Ce siècle est grand et fort, un noble instinct le mène.
Partout on voit marcher l’idée en mission,
Et le bruit du travail plein de parole humaine
Se mêle au chant divin de la création,

écrivait Victor Hugo au lendemain de 1830. Et voilà la Muse qui produira beaucoup d’enfants et qui de tous points se place à l’opposé du Narcisse mallarméen et symboliste.

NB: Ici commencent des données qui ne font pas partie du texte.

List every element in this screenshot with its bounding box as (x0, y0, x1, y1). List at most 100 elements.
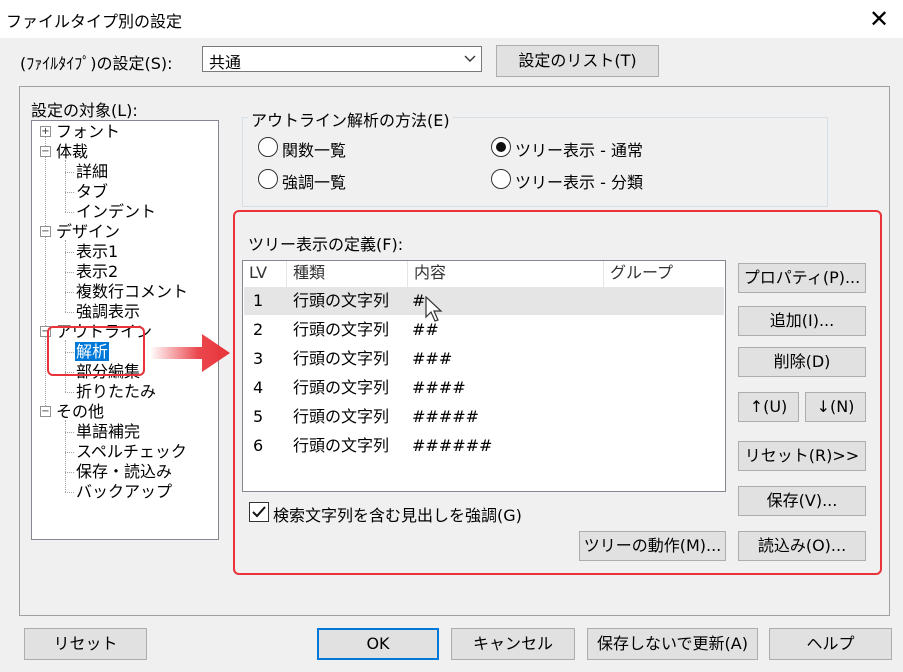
highlight-checkbox-label: 検索文字列を含む見出しを強調(G) (273, 506, 522, 525)
filetype-value: 共通 (209, 53, 242, 72)
save-defs-button[interactable]: 保存(V)... (738, 486, 866, 516)
tree-item-highlight[interactable]: 強調表示 (76, 302, 140, 322)
properties-button[interactable]: プロパティ(P)... (738, 263, 866, 293)
close-icon[interactable]: ✕ (864, 4, 894, 34)
table-row[interactable]: 6 行頭の文字列 ###### (244, 432, 724, 460)
tree-line (65, 272, 74, 273)
tree-line (65, 452, 74, 453)
checkmark-icon (252, 506, 266, 518)
cell-type: 行頭の文字列 (293, 378, 390, 397)
cell-content: # (412, 291, 426, 310)
column-header-lv[interactable]: LV (243, 261, 287, 287)
tree-line (65, 172, 74, 173)
tree-line (65, 420, 66, 492)
tree-line (65, 212, 74, 213)
tree-line (65, 492, 74, 493)
cell-type: 行頭の文字列 (293, 320, 390, 339)
window-title: ファイルタイプ別の設定 (6, 12, 183, 31)
column-header-content[interactable]: 内容 (408, 261, 604, 287)
table-row[interactable]: 2 行頭の文字列 ## (244, 316, 724, 344)
collapse-icon[interactable]: − (40, 406, 51, 417)
cell-lv: 6 (253, 436, 264, 455)
tree-item-font[interactable]: フォント (56, 122, 120, 142)
annotation-highlight-box (47, 326, 145, 376)
settings-dialog: ファイルタイプ別の設定 ✕ (ﾌｧｲﾙﾀｲﾌﾟ)の設定(S): 共通 設定のリス… (0, 0, 903, 672)
cell-type: 行頭の文字列 (293, 291, 390, 310)
cell-content: ##### (412, 407, 480, 426)
tree-def-list[interactable]: LV 種類 内容 グループ 1 行頭の文字列 # 2 行頭の文字列 ## 3 行… (242, 260, 726, 492)
tree-line (65, 160, 66, 212)
tree-item-design[interactable]: デザイン (56, 222, 120, 242)
expand-icon[interactable]: + (40, 126, 51, 137)
cell-lv: 5 (253, 407, 264, 426)
ok-button[interactable]: OK (317, 628, 439, 660)
move-up-button[interactable]: ↑(U) (738, 392, 799, 422)
help-button[interactable]: ヘルプ (769, 628, 892, 660)
reset-button[interactable]: リセット (24, 628, 147, 660)
tree-item-backup[interactable]: バックアップ (76, 482, 172, 502)
cell-type: 行頭の文字列 (293, 407, 390, 426)
tree-item-display1[interactable]: 表示1 (76, 242, 118, 262)
radio-highlight-list-label: 強調一覧 (282, 173, 347, 192)
tree-line (65, 392, 74, 393)
cell-lv: 3 (253, 349, 264, 368)
radio-function-list-label: 関数一覧 (282, 141, 347, 160)
tree-item-word-completion[interactable]: 単語補完 (76, 422, 140, 442)
mouse-cursor-icon (425, 296, 443, 322)
tree-label: 設定の対象(L): (31, 101, 138, 120)
annotation-arrow-icon (150, 334, 230, 372)
tree-line (65, 252, 74, 253)
column-header-group[interactable]: グループ (604, 261, 725, 287)
tree-item-other[interactable]: その他 (56, 402, 104, 422)
collapse-icon[interactable]: − (40, 226, 51, 237)
filetype-select[interactable]: 共通 (202, 46, 482, 72)
radio-function-list[interactable] (258, 137, 278, 157)
radio-tree-category[interactable] (491, 169, 511, 189)
radio-tree-normal-label: ツリー表示 - 通常 (515, 141, 643, 160)
cell-lv: 2 (253, 320, 264, 339)
load-defs-button[interactable]: 読込み(O)... (738, 531, 866, 561)
table-row[interactable]: 4 行頭の文字列 #### (244, 374, 724, 402)
tree-item-tab[interactable]: タブ (76, 182, 108, 202)
tree-line (65, 240, 66, 312)
outline-method-caption: アウトライン解析の方法(E) (248, 107, 453, 131)
table-row[interactable]: 3 行頭の文字列 ### (244, 345, 724, 373)
tree-line (45, 136, 46, 412)
radio-tree-normal[interactable] (491, 137, 511, 157)
delete-button[interactable]: 削除(D) (738, 347, 866, 377)
cell-lv: 4 (253, 378, 264, 397)
column-header-type[interactable]: 種類 (287, 261, 408, 287)
tree-line (65, 472, 74, 473)
tree-action-button[interactable]: ツリーの動作(M)... (579, 531, 726, 561)
tree-item-detail[interactable]: 詳細 (76, 162, 108, 182)
highlight-checkbox[interactable] (249, 502, 269, 522)
tree-item-folding[interactable]: 折りたたみ (76, 382, 156, 402)
cell-type: 行頭の文字列 (293, 349, 390, 368)
tree-def-label: ツリー表示の定義(F): (248, 235, 404, 254)
tree-item-layout[interactable]: 体裁 (56, 142, 88, 162)
add-button[interactable]: 追加(I)... (738, 306, 866, 336)
radio-selected-dot (496, 142, 506, 152)
cell-content: #### (412, 378, 466, 397)
tree-item-indent[interactable]: インデント (76, 202, 156, 222)
collapse-icon[interactable]: − (40, 146, 51, 157)
move-down-button[interactable]: ↓(N) (805, 392, 866, 422)
table-row[interactable]: 5 行頭の文字列 ##### (244, 403, 724, 431)
update-without-save-button[interactable]: 保存しないで更新(A) (587, 628, 758, 660)
cancel-button[interactable]: キャンセル (451, 628, 575, 660)
cell-lv: 1 (253, 291, 264, 310)
reset-defs-button[interactable]: リセット(R)>> (738, 441, 866, 471)
tree-item-save-load[interactable]: 保存・読込み (76, 462, 172, 482)
cell-type: 行頭の文字列 (293, 436, 390, 455)
tree-item-multiline-comment[interactable]: 複数行コメント (76, 282, 188, 302)
settings-list-button[interactable]: 設定のリスト(T) (496, 45, 659, 77)
chevron-down-icon (464, 55, 476, 62)
tree-item-display2[interactable]: 表示2 (76, 262, 118, 282)
filetype-label: (ﾌｧｲﾙﾀｲﾌﾟ)の設定(S): (20, 54, 173, 73)
table-row[interactable]: 1 行頭の文字列 # (244, 287, 724, 315)
cell-content: ### (412, 349, 453, 368)
tree-line (65, 312, 74, 313)
radio-highlight-list[interactable] (258, 169, 278, 189)
tree-item-spellcheck[interactable]: スペルチェック (76, 442, 187, 462)
tree-line (65, 192, 74, 193)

Mallarmé, avec sa qualité rare et ses limites, confirme le mot cité plus haut sur l’idéalité du monde « vérité entrée dans l’art » avec le symbolisme. Si, comme les pragmatistes, nous donnons pour mesure à la vérité la somme d’action qu’elle engendre, s’il n’y a de vérité poétique que celle qui rend la poésie féconde, l’idéalité du monde devient au contraire l’erreur capitale entrée dans l’art avec le symbolisme, et la fonction du poète sera de proclamer comme Gautier : Je suis un homme pour qui le monde extérieur existe, de donner à l’Homo sum la suite que lui donne Térence. L’idéalisme est une vérité de philosophe, non une vérité d’artiste. Et que l’on n’objecte pas Axël, dont la racine est dans les Souvenirs Occultes des Contes Cruels. Cet idéalisme qui entoure la poésie de Mallarmé d’un air supérieur et raréfié, qui fait à la fois son échec et sa hauteur, formule de ses sacrifices autant que somme de sa richesse, par delà le symbole qui le dessine, abordons-le maintenant nu.


  1. Le Livre des Masques, I. Préface.